In Darfur, wo sudanesische Panzerwagen in der Sonne glitzern, herrscht seit mehr als vier Jahren Krieg zwischen Rebellen, sudanesischer Armee und mit ihnen verbündeten Reitermilizen. Doch längst ist auch der Osten des Tschad von der Krise erfasst.
Deshalb berät die EU darüber, eine Friedenstruppe in das Grenzgebiet mit den vielen Flüchtlingslagern zu schicken. Die Entscheidung könnte am Montag im Ministerrat in Brüssel fallen. "Es wird eine Polizeimission geben, die sich um die Sicherheit in den Lagern kümmert, die Armee macht den Rest", erklärt der französische General Jean-Philippe Ganascia, der die Militärmission mit gut 3000 Mann führen soll. Details behält der erfahrene Fremdenlegionär für sich.
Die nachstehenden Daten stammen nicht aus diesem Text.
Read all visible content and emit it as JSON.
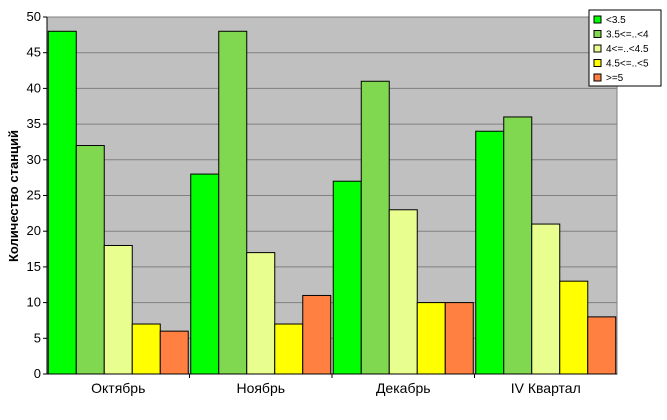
{
  "chart_data": {
    "type": "bar",
    "title": "",
    "xlabel": "",
    "ylabel": "Количество станций",
    "ylim": [
      0,
      50
    ],
    "yticks": [
      0,
      5,
      10,
      15,
      20,
      25,
      30,
      35,
      40,
      45,
      50
    ],
    "grid": true,
    "legend_position": "top-right",
    "plot_background": "#c0c0c0",
    "categories": [
      "Октябрь",
      "Ноябрь",
      "Декабрь",
      "IV Квартал"
    ],
    "series": [
      {
        "name": "<3.5",
        "color": "#00ff00",
        "values": [
          48,
          28,
          27,
          34
        ]
      },
      {
        "name": "3.5<=..<4",
        "color": "#80d850",
        "values": [
          32,
          48,
          41,
          36
        ]
      },
      {
        "name": "4<=..<4.5",
        "color": "#e8ff90",
        "values": [
          18,
          17,
          23,
          21
        ]
      },
      {
        "name": "4.5<=..<5",
        "color": "#ffff00",
        "values": [
          7,
          7,
          10,
          13
        ]
      },
      {
        "name": ">=5",
        "color": "#ff8040",
        "values": [
          6,
          11,
          10,
          8
        ]
      }
    ]
  }
}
Erwartet wird, dass die EU-Soldaten im November im Osten des Tschad ankommen. Die Armee der früheren Kolonialmacht Frankreich kennt sich in der Region bestens aus: Schon heute sind mehr als tausend französische Soldaten dauerhaft im Tschad stationiert, Mirage-Jets unternehmen regelmäßig Aufklärungsflüge in den Osten. Vor allem die Flüchtlinge aus Darfur sehen der EU-Mission mit Zuversicht entgegen. Die in ein orangenes Tuch gewickelte Beda Ismail kam vor zwei Jahren nach einem mehrtägigen Fußmarsch in das Flüchtlingslager von Goz Beïda, nachdem ihr Dorf von den regierungstreuen Dschandschawid-Milizen niedergebrannt worden war. "Aber selbst hier werden wir noch überfallen, Freundinnen von mir wurden vergewaltigt, Männer erschossen", sagt sie. Deshalb hält sie ein Transparent hoch: "Willkommen EU-Truppen". Ganascia winkt im Vorbeifahren.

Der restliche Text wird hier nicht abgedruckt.